Overseen by the Health Resources and Services Administration (HRSA), $19 million has been allocated to strengthen telehealth services in rural and underserved communities. The $19 million will be used for information programs and services to expand access to telehealth in the following areas:

  • $4.2 million will be awarded through the Telehealth Technology-Enabled Learning Program (TTELP) to nine organizations to develop telementoring programs.
  • $4.55 million will be awarded through Telehealth Resource Centers (TRCs) to provide information, assistance, and education to providers seeking to deliver care via telehealth.
  • $3.85 million will be awarded through the Evidence-Based Direct to Consumer Telehealth Network Program (EB THNP) to 11 organizations to help health networks improve access to telehealth services and assess effectiveness.
  • $6.5 million will be awarded through Telehealth Centers of Excellence (COE) to two organizations to evaluate telehealth strategies and services specifically for rural medically underserved communities.

Additional Resources for Telehealth Data for Providers

Regulators and policymakers base decision-making on a variety of sources, including reports by federal and peer-reviewed organizations such as the U.S. Department of Health and Human Services’ Office of Inspector General (HHS-OIG) and the Journal of the American Medical Association (JAMA). In order to stay updated on providing premium patient care via telehealth, providers should also review these reports as updated telehealth studies are recently emerging due to the pandemic.

Recent HHS-OIG and JAMA Reports and Findings

On Oct. 21, 2021, HHS-OIG reported finding that 84% of Medicare beneficiaries received telehealth services from providers with whom they already had an established relationship.

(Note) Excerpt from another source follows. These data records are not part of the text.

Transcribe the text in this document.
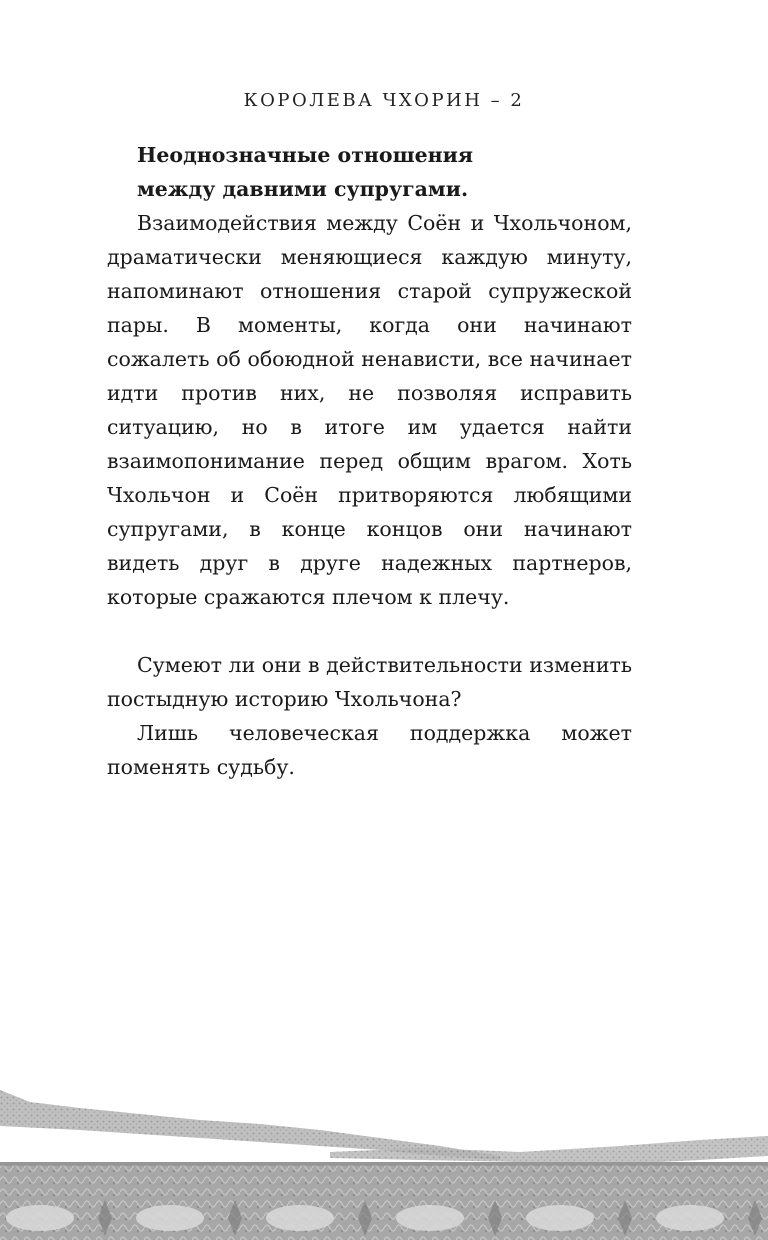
КОРОЛЕВА ЧХОРИН – 2
Неоднозначные отношения
между давними супругами.

Взаимодействия между Соён и Чхольчоном, драматически меняющиеся каждую минуту, напоминают отношения старой супружеской пары. В моменты, когда они начинают сожалеть об обоюдной ненависти, все начинает идти против них, не позволяя исправить ситуацию, но в итоге им удается найти взаимопонимание перед общим врагом. Хоть Чхольчон и Соён притворяются любящими супругами, в конце концов они начинают видеть друг в друге надежных партнеров, которые сражаются плечом к плечу.

Сумеют ли они в действительности изменить постыдную историю Чхольчона?

Лишь человеческая поддержка может поменять судьбу.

In Oct. of 2021, JAMA published a study evaluating the association between the growth of virtual care and healthcare in an integrated delivery network and found that COVID caused in-person visits to decline and virtual services to increase, with no significant change in the overall use of healthcare services. This study suggests that while COVID caused in-person visits to decline and virtual services to increase, there was no significant change in the overall use of healthcare services with evidence that virtual care was substitutive, rather than additive in the ambulatory care setting.

In Sept. 2021, HHS-OIG released two telehealth reports focusing on telemental health delivery through managed care organizations. One is a report from states on challenges while using telehealth to provide behavioral health services. The other reports the opportunities to strengthen oversight and evaluation of telehealth for behavioral health.

How to Remain Compliant With Changing Telehealth Regulations

Staying up to date and taking advantage of resources can be difficult for providers who are already under excess strain due to the pandemic. It is also a challenge for administrative staff to keep up with the changing regulations and best practices in telemedicine, which are changing almost monthly.